Debdoot Sheet is an Assistant Professor of Electrical Engineering and Artificial Intelligence at the Indian Institute of Technology Kharagpur and founder of SkinCurate Research, a Kharagpur, India based medical imaging AI company. He received the BTech degree in electronics and communication engineering in 2008 from the West Bengal University of Technology, Kolkata; MS and PhD degrees from the Indian Institute of Technology Kharagpur in 2010 and 2014 respectively. His current research interests include computational medical imaging, machine learning, deep learning, high-density tensor computation, fairness-accountability-trust-explainability (FATE) of artificial intelligence (AI).
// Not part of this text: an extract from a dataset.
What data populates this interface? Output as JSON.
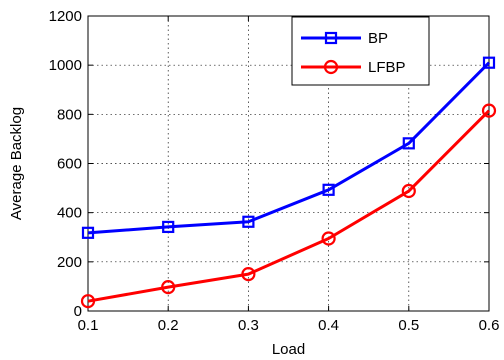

He is also a DAAD alumni and was a visiting scholar at the Technical University of Munich during 2011-12. He is also recipient of the IEEE Computer Society Richard E. Merwin Student Scholarship in 2012, the Fraunhofer Applications Award at the Indo-German Grand Science Slam in 2012, Won the GE Edison Challenge 2013, IEM Kolkata Distinguished Young Alumnus Award 2016. He is a senior member of IEEE, member of SPIE and ACM, life members of BMESI and IUPRAI, and serves as an Editor of IEEE Pulse since 2014.